Friday, May 28, 2010
News from the inflation front continues to be quite benign, despite the numerous signs of rising inflation pressures that I have been citing since early last year. This chart shows the headline and core measure of the Personal Consumption Deflator, arguably the most comprehensive measure of inflation at the consumer level, and also the Fed's favored indicator of inflation. Some years ago the Fed established a range of 1-2% for this indicator, and by this measure inflation has been within its target range for the past 18 months. Prior to that, however, inflation was consistently above its target from 2004 through 2008. Over the past 5 years, the PCE deflator has risen at a 2.2 annualized rate, while the PCE core deflator is up at a 2.0% annualized rate; so when viewed from a long-term perspective, the Fed is finally on the verge of getting things right.
Ordinarily I would cheering this news. After all, from a supply-side perspective low and stable inflation is of paramount importance, since it provides a fertile field for confidence in the currency and for the investment that fuels growth and job creation. However I continue to be concerned about the potential for rising inflation, if for no other reason than the fact that monetary policy is in totally uncharted waters given the massive expansion of bank reserves in the past 20 months. Traditional indicators of monetary error such as gold (up 370% in the past 10 years and inches from a new all-time high), the value of the dollar (only 5% above its all-time low in inflation-adjusted terms relative to a large basket of currencies), real interest rates (the real Fed funds rate is negative), and the yield curve (still historically steep), suggest that at the very least the Fed is erring on the side of ease, and they have been very upfront in admitting this.
So while the official inflation numbers are almost as good as one could hope for, one's confidence in the future behavior of inflation cannot be very high. There is a lot of uncertainty surrounding the inflation picture, and that is not good. Thus, I consider monetary policy to be acting like a headwind to the economy, keeping growth from being as robust as it otherwise might be. Fiscal policy is another headwind, sapping the economy's strength by redistributing money from the most productive to the least productive.

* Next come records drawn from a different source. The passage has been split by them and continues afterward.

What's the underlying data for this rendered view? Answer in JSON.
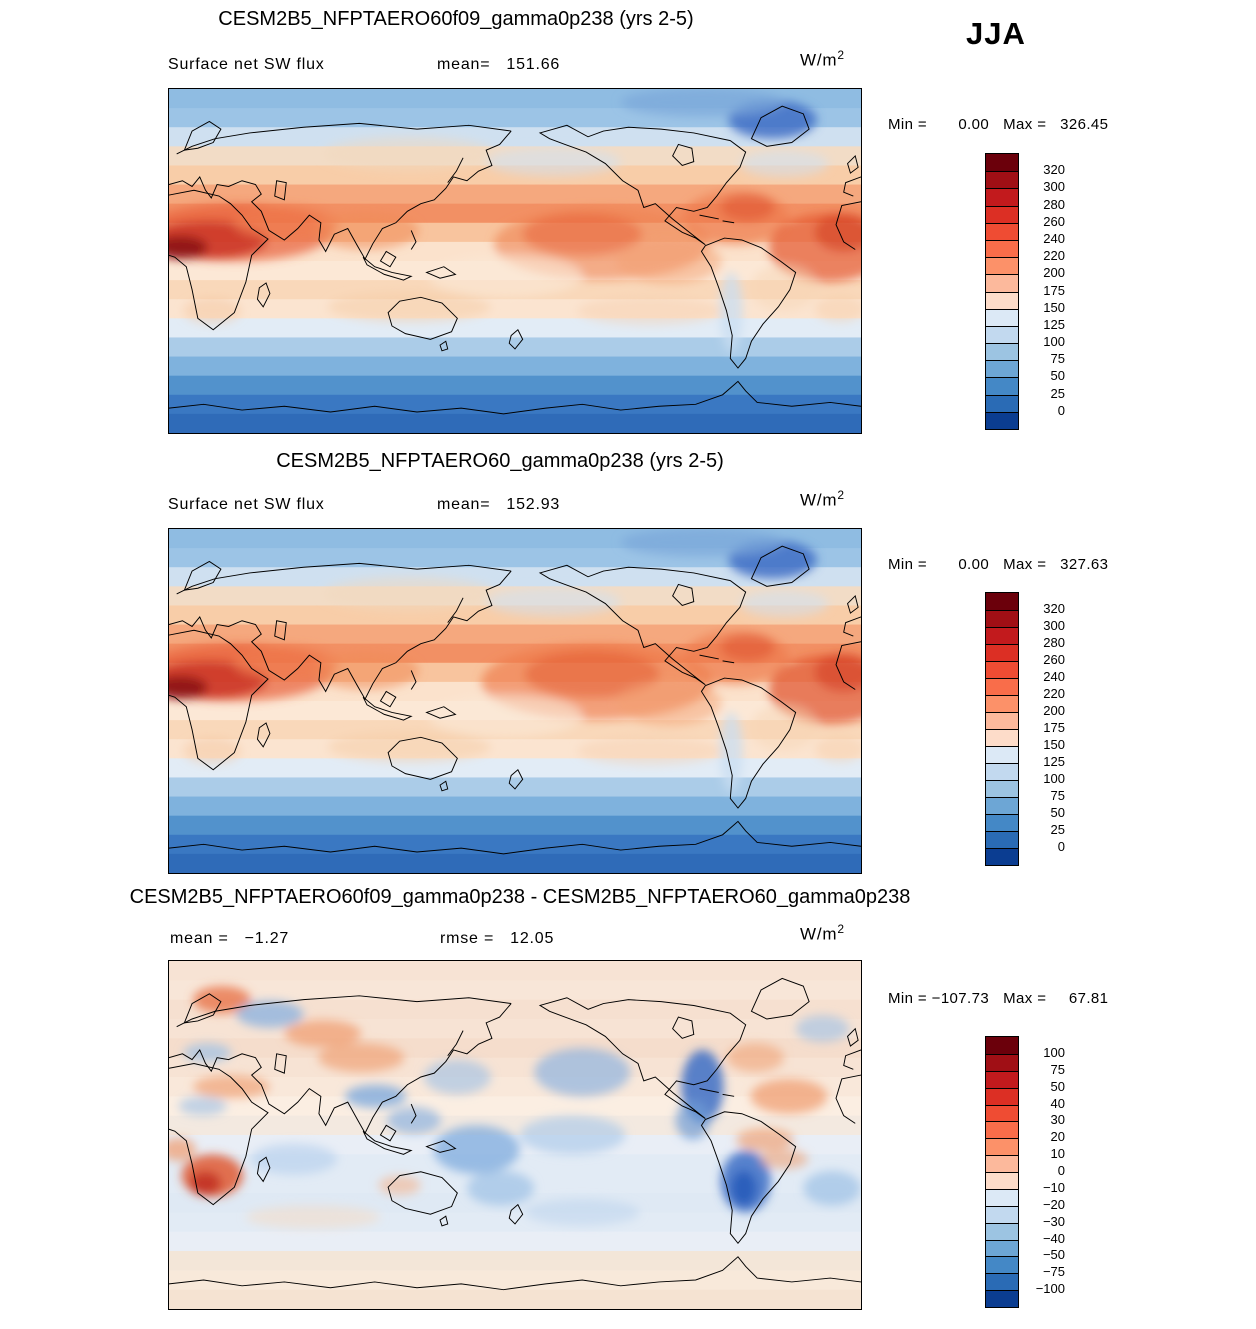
{
  "season": "JJA",
  "palette_note": "blue-red diverging",
  "chart_data": [
    {
      "type": "heatmap",
      "title": "CESM2B5_NFPTAERO60f09_gamma0p238 (yrs 2-5)",
      "field": "Surface net SW flux",
      "stats": [
        {
          "label": "mean=",
          "value": "151.66"
        }
      ],
      "units_base": "W/m",
      "units_exp": "2",
      "min_label": "Min =",
      "min": "0.00",
      "max_label": "Max =",
      "max": "326.45",
      "colorbar_ticks": [
        "320",
        "300",
        "280",
        "260",
        "240",
        "220",
        "200",
        "175",
        "150",
        "125",
        "100",
        "75",
        "50",
        "25",
        "0"
      ],
      "colorbar_colors": [
        "#6b000b",
        "#a00f15",
        "#c21a1d",
        "#dc2f24",
        "#ef4c33",
        "#f96d4a",
        "#fc9169",
        "#fcb99c",
        "#fddcc9",
        "#dce9f6",
        "#c2d9ef",
        "#9cc4e2",
        "#6da6d5",
        "#4488c6",
        "#2a6bb5",
        "#0b3d91"
      ],
      "map": {
        "bands": [
          "#8fbce2",
          "#9cc4e6",
          "#cfe0f0",
          "#f2dcc6",
          "#f8cda8",
          "#f5a87e",
          "#f29064",
          "#f8c49e",
          "#fbe2cc",
          "#fce8d6",
          "#f9d8ba",
          "#fbe4d0",
          "#e2ecf6",
          "#abcce8",
          "#7fb2dd",
          "#5292cc",
          "#3a78c2",
          "#2f6bb8"
        ],
        "blobs": [
          [
            70,
            150,
            100,
            30,
            "#e8603a",
            0.7
          ],
          [
            40,
            158,
            62,
            20,
            "#c52a1d",
            0.75
          ],
          [
            12,
            166,
            28,
            12,
            "#8c0f14",
            0.9
          ],
          [
            122,
            140,
            55,
            18,
            "#ef7c4e",
            0.65
          ],
          [
            205,
            148,
            55,
            20,
            "#f08a58",
            0.55
          ],
          [
            450,
            162,
            112,
            38,
            "#ef8352",
            0.6
          ],
          [
            430,
            152,
            62,
            22,
            "#e8603a",
            0.5
          ],
          [
            520,
            180,
            55,
            24,
            "#f3a071",
            0.5
          ],
          [
            590,
            135,
            55,
            28,
            "#ee7a4c",
            0.65
          ],
          [
            602,
            124,
            28,
            14,
            "#df5332",
            0.55
          ],
          [
            686,
            166,
            62,
            36,
            "#e4572e",
            0.7
          ],
          [
            702,
            150,
            30,
            20,
            "#d23b22",
            0.55
          ],
          [
            628,
            32,
            46,
            20,
            "#3f6fc6",
            0.85
          ],
          [
            555,
            14,
            85,
            15,
            "#7aa6da",
            0.7
          ],
          [
            250,
            68,
            90,
            18,
            "#f0d8c0",
            0.55
          ],
          [
            400,
            76,
            70,
            15,
            "#cfe0f1",
            0.55
          ],
          [
            640,
            78,
            46,
            14,
            "#cfe0f1",
            0.55
          ],
          [
            350,
            196,
            80,
            22,
            "#fbe8d6",
            0.65
          ],
          [
            585,
            234,
            12,
            42,
            "#c9def1",
            0.75
          ],
          [
            640,
            208,
            35,
            24,
            "#f6d4b4",
            0.45
          ],
          [
            250,
            228,
            85,
            16,
            "#f6cba6",
            0.5
          ],
          [
            500,
            232,
            75,
            15,
            "#f6cfae",
            0.45
          ],
          [
            45,
            232,
            30,
            14,
            "#f4c39c",
            0.45
          ],
          [
            698,
            230,
            26,
            14,
            "#f6cba6",
            0.45
          ]
        ]
      }
    },
    {
      "type": "heatmap",
      "title": "CESM2B5_NFPTAERO60_gamma0p238 (yrs 2-5)",
      "field": "Surface net SW flux",
      "stats": [
        {
          "label": "mean=",
          "value": "152.93"
        }
      ],
      "units_base": "W/m",
      "units_exp": "2",
      "min_label": "Min =",
      "min": "0.00",
      "max_label": "Max =",
      "max": "327.63",
      "colorbar_ticks": [
        "320",
        "300",
        "280",
        "260",
        "240",
        "220",
        "200",
        "175",
        "150",
        "125",
        "100",
        "75",
        "50",
        "25",
        "0"
      ],
      "colorbar_colors": [
        "#6b000b",
        "#a00f15",
        "#c21a1d",
        "#dc2f24",
        "#ef4c33",
        "#f96d4a",
        "#fc9169",
        "#fcb99c",
        "#fddcc9",
        "#dce9f6",
        "#c2d9ef",
        "#9cc4e2",
        "#6da6d5",
        "#4488c6",
        "#2a6bb5",
        "#0b3d91"
      ],
      "map": {
        "bands": [
          "#8fbce2",
          "#9cc4e6",
          "#cfe0f0",
          "#f2dcc6",
          "#f8cda8",
          "#f5a87e",
          "#f29064",
          "#f8c49e",
          "#fbe2cc",
          "#fce8d6",
          "#f9d8ba",
          "#fbe4d0",
          "#e2ecf6",
          "#abcce8",
          "#7fb2dd",
          "#5292cc",
          "#3a78c2",
          "#2f6bb8"
        ],
        "blobs": [
          [
            70,
            150,
            100,
            30,
            "#e8603a",
            0.7
          ],
          [
            40,
            158,
            62,
            20,
            "#c52a1d",
            0.75
          ],
          [
            12,
            166,
            28,
            12,
            "#8c0f14",
            0.9
          ],
          [
            122,
            140,
            55,
            18,
            "#ef7c4e",
            0.65
          ],
          [
            205,
            148,
            55,
            20,
            "#f08a58",
            0.55
          ],
          [
            445,
            160,
            120,
            40,
            "#ee7a48",
            0.65
          ],
          [
            440,
            152,
            70,
            24,
            "#e35c34",
            0.5
          ],
          [
            520,
            182,
            55,
            24,
            "#f3a071",
            0.5
          ],
          [
            590,
            135,
            55,
            28,
            "#ee7a4c",
            0.65
          ],
          [
            602,
            124,
            28,
            14,
            "#df5332",
            0.55
          ],
          [
            688,
            168,
            64,
            36,
            "#e04f28",
            0.7
          ],
          [
            702,
            150,
            30,
            20,
            "#d23b22",
            0.55
          ],
          [
            628,
            32,
            46,
            20,
            "#3f6fc6",
            0.85
          ],
          [
            555,
            14,
            85,
            15,
            "#7aa6da",
            0.7
          ],
          [
            250,
            68,
            90,
            18,
            "#f0d8c0",
            0.55
          ],
          [
            400,
            76,
            70,
            15,
            "#cfe0f1",
            0.55
          ],
          [
            640,
            78,
            46,
            14,
            "#cfe0f1",
            0.55
          ],
          [
            350,
            196,
            80,
            22,
            "#fbe8d6",
            0.65
          ],
          [
            585,
            234,
            12,
            42,
            "#c9def1",
            0.75
          ],
          [
            640,
            208,
            35,
            24,
            "#f6d4b4",
            0.45
          ],
          [
            250,
            228,
            85,
            16,
            "#f6cba6",
            0.5
          ],
          [
            500,
            232,
            75,
            15,
            "#f6cfae",
            0.45
          ],
          [
            45,
            232,
            30,
            14,
            "#f4c39c",
            0.45
          ],
          [
            698,
            230,
            26,
            14,
            "#f6cba6",
            0.45
          ]
        ]
      }
    },
    {
      "type": "heatmap",
      "title": "CESM2B5_NFPTAERO60f09_gamma0p238 - CESM2B5_NFPTAERO60_gamma0p238",
      "stats": [
        {
          "label": "mean =",
          "value": "−1.27"
        },
        {
          "label": "rmse =",
          "value": "12.05"
        }
      ],
      "units_base": "W/m",
      "units_exp": "2",
      "min_label": "Min =",
      "min": "−107.73",
      "max_label": "Max =",
      "max": "67.81",
      "colorbar_ticks": [
        "100",
        "75",
        "50",
        "40",
        "30",
        "20",
        "10",
        "0",
        "−10",
        "−20",
        "−30",
        "−40",
        "−50",
        "−75",
        "−100"
      ],
      "colorbar_colors": [
        "#6b000b",
        "#a00f15",
        "#c21a1d",
        "#dc2f24",
        "#ef4c33",
        "#f96d4a",
        "#fc9169",
        "#fcb99c",
        "#fddcc9",
        "#dce9f6",
        "#c2d9ef",
        "#9cc4e2",
        "#6da6d5",
        "#4488c6",
        "#2a6bb5",
        "#0b3d91"
      ],
      "map": {
        "bands": [
          "#f7e3d4",
          "#f8e6d8",
          "#f6e0d0",
          "#f7e3d4",
          "#f5ddcc",
          "#f7e3d4",
          "#f9e8da",
          "#fbeee2",
          "#f3e9e0",
          "#e9eef6",
          "#e2ebf5",
          "#e2ebf5",
          "#dfe9f4",
          "#e2ebf5",
          "#e9eef6",
          "#f3e6d8",
          "#f8e9da",
          "#f5e3d2"
        ],
        "blobs": [
          [
            55,
            40,
            30,
            14,
            "#e8744a",
            0.8
          ],
          [
            105,
            55,
            35,
            14,
            "#8fb4e0",
            0.8
          ],
          [
            40,
            95,
            25,
            10,
            "#9cc0e6",
            0.7
          ],
          [
            65,
            130,
            40,
            12,
            "#f0a376",
            0.7
          ],
          [
            35,
            150,
            25,
            10,
            "#9cc0e6",
            0.6
          ],
          [
            45,
            222,
            32,
            22,
            "#e05a34",
            0.85
          ],
          [
            38,
            230,
            16,
            12,
            "#bf2c1d",
            0.8
          ],
          [
            10,
            195,
            18,
            12,
            "#ef9a6c",
            0.7
          ],
          [
            130,
            205,
            45,
            16,
            "#b9d2ee",
            0.7
          ],
          [
            160,
            75,
            40,
            14,
            "#ef9a6c",
            0.7
          ],
          [
            200,
            100,
            45,
            15,
            "#f0a376",
            0.7
          ],
          [
            215,
            140,
            32,
            12,
            "#7fabdd",
            0.8
          ],
          [
            255,
            165,
            28,
            14,
            "#8fb4e0",
            0.7
          ],
          [
            300,
            120,
            35,
            18,
            "#9cc0e6",
            0.6
          ],
          [
            320,
            195,
            45,
            25,
            "#7fabdd",
            0.75
          ],
          [
            345,
            235,
            35,
            18,
            "#9cc0e6",
            0.7
          ],
          [
            430,
            115,
            50,
            25,
            "#8fb4e0",
            0.7
          ],
          [
            420,
            180,
            55,
            20,
            "#aac9ea",
            0.65
          ],
          [
            555,
            130,
            22,
            38,
            "#3c6ec5",
            0.85
          ],
          [
            545,
            165,
            18,
            20,
            "#6f9cd6",
            0.7
          ],
          [
            610,
            100,
            30,
            15,
            "#f0a376",
            0.6
          ],
          [
            645,
            140,
            40,
            18,
            "#ef9a6c",
            0.7
          ],
          [
            620,
            185,
            30,
            12,
            "#f0a376",
            0.7
          ],
          [
            600,
            228,
            26,
            32,
            "#3c6ec5",
            0.85
          ],
          [
            598,
            235,
            13,
            18,
            "#2456b8",
            0.8
          ],
          [
            640,
            205,
            25,
            10,
            "#f0a376",
            0.6
          ],
          [
            690,
            235,
            30,
            18,
            "#9cc0e6",
            0.7
          ],
          [
            680,
            70,
            28,
            14,
            "#9cc0e6",
            0.6
          ],
          [
            240,
            232,
            22,
            10,
            "#f4b490",
            0.6
          ],
          [
            430,
            260,
            60,
            14,
            "#b9d2ee",
            0.5
          ],
          [
            150,
            265,
            70,
            12,
            "#f6d9c2",
            0.5
          ]
        ]
      }
    }
  ]
}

Most of the supply-siders I know share these views. Interestingly, they run completely counter to the views expressed by many mainstream economists, who see fiscal and monetary policy as important sources of stimulus. So important, moreover, that they worry terribly that the economy is effectively on life-support and could not survive even the slightest reduction in monetary or fiscal stimulus. If nothing else, it's fascinating how reasonable people can take diametrically opposing views of the facts and come to similar conclusions: namely, that while the economy is recovering, we are unlikely to experience a robust recovery, and there are many reasons to worry. And that's why I think that we are still in a bull market, because true bull markets always have to climb one wall of worry after another. Optimism is in short supply.